Lázaro Ramos ataca governo autoritário e violento em ‘Medida Provisória’

*por Raphael Vidigal Aroeira

“Estou convencido de que toda literatura é propaganda. Mas nem toda propaganda é literatura. A revolução não se utiliza apenas de palavra de ordem, panfletos, cartazes ou murais, mas também de belas cartas. Precisamente porque são belas.” Lu Sin

Maiakovski, Glauber Rocha, os tropicalistas e os concretistas consideravam impossível propor uma arte revolucionária sem que a forma seguisse o mesmo caminho, o que os conduzia, em alguns momentos, a obras herméticas, fechadas ou de difícil assimilação pelo grande público. Esta não foi a opção feita por Lázaro Ramos, que estreia na direção com “Medida Provisória”, se tornando mais uma exceção do que a regra em um país onde os diretores e diretoras negras continuam sendo minoria, assim como em postos de comando em diferentes áreas neste país predominantemente preto, que relega sua população ao ostracismo e a condições inadequadas de vida, pra dizer o óbvio.

Pois bem, também obviamente há uma conotação política no filme de Lázaro Ramos, inspirado em uma peça teatral montada há dez anos, que ganhou impressionante atualidade desde que o governo Bolsonaro assumiu o poder. O alvo de toda a trama é um governo que se apropriou do Estado para colocar em prática a sua política autoritária, demagógica, violenta e preconceituosa, e Lázaro não se utiliza de meias-palavras para dizer a que veio, ao contrário, ele é bem explícito. Aí, talvez, esteja o grande problema do filme. De tanto reforçar o seu ponto de vista, o longa-metragem acaba soando repetitivo, com diálogos pouco inspirados, que se assumem discursivos. Fica claro que os méritos do filme são mais políticos do que artísticos. A intenção de alcance supera a ideia.

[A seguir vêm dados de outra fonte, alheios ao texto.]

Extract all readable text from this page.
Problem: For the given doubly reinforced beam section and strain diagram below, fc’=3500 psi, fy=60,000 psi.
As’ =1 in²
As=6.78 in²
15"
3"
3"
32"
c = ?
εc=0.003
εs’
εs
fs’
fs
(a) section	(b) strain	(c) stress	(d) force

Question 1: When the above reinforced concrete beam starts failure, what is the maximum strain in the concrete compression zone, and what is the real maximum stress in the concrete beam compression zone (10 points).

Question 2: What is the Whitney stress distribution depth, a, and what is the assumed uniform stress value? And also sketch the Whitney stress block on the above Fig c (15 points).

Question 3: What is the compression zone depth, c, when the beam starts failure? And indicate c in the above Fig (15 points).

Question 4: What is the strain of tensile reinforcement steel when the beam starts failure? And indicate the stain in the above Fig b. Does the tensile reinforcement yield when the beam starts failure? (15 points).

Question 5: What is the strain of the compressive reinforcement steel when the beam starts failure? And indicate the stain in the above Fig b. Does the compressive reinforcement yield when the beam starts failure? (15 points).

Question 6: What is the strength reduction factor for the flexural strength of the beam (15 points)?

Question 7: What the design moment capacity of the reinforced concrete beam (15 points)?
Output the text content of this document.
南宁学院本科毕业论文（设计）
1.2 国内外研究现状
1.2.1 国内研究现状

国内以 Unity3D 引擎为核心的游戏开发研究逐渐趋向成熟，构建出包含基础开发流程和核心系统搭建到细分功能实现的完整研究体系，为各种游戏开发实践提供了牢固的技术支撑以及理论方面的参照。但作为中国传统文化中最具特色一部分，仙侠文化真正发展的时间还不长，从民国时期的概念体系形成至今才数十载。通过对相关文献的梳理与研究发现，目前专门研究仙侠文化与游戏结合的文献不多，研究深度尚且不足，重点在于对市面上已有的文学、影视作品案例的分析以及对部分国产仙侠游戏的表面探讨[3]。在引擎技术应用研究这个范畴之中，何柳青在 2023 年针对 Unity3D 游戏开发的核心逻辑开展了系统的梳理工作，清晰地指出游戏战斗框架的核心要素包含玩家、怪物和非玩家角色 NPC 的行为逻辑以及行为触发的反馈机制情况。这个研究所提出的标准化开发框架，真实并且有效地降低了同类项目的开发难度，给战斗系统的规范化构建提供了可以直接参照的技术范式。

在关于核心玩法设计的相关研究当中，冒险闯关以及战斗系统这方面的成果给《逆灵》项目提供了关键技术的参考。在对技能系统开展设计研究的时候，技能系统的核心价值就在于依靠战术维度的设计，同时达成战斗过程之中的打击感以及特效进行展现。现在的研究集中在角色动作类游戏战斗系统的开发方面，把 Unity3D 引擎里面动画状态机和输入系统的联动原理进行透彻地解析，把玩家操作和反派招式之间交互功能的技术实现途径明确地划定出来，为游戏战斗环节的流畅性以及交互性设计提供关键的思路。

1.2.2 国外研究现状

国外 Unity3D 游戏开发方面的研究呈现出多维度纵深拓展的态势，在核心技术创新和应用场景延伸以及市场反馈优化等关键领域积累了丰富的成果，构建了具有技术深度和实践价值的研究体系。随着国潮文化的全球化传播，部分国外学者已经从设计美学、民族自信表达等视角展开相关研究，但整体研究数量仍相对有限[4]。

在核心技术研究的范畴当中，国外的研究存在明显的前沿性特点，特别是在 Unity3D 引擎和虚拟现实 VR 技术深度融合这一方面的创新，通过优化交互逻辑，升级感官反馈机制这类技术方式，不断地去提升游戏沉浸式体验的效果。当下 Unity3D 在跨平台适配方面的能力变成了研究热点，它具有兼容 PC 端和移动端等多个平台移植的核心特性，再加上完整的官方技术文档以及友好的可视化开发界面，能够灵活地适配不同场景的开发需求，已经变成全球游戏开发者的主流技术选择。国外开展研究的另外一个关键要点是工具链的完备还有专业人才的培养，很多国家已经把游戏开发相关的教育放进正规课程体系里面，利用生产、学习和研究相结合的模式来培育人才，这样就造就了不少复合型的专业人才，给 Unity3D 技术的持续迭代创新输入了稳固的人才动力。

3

No roteiro, o absurdo acaba virando política de Estado. As pessoas de ascendência preta, chamadas de “melanina-acentuadas”, recebem o convite para se deportarem, voluntariamente, para a África, sua suposta terra de origem. Com o domínio do Congresso e aparelhando os órgãos de controle por meio da política institucional, o governo logo transforma a opção em obrigação, para a qual dispõe do uso da força para cumprir sua vontade, e coloca em cena a sua horda de fardados dispostos a acertar quem aparecer pela frente. A percepção de que a ideia seria risível é abordada no longa-metragem, que mostra o perigo de se tratar o absurdo com desprezo. Quando ele assume a forma de monstro, fica difícil contê-lo. As fraturas da desigualdade o alimentam.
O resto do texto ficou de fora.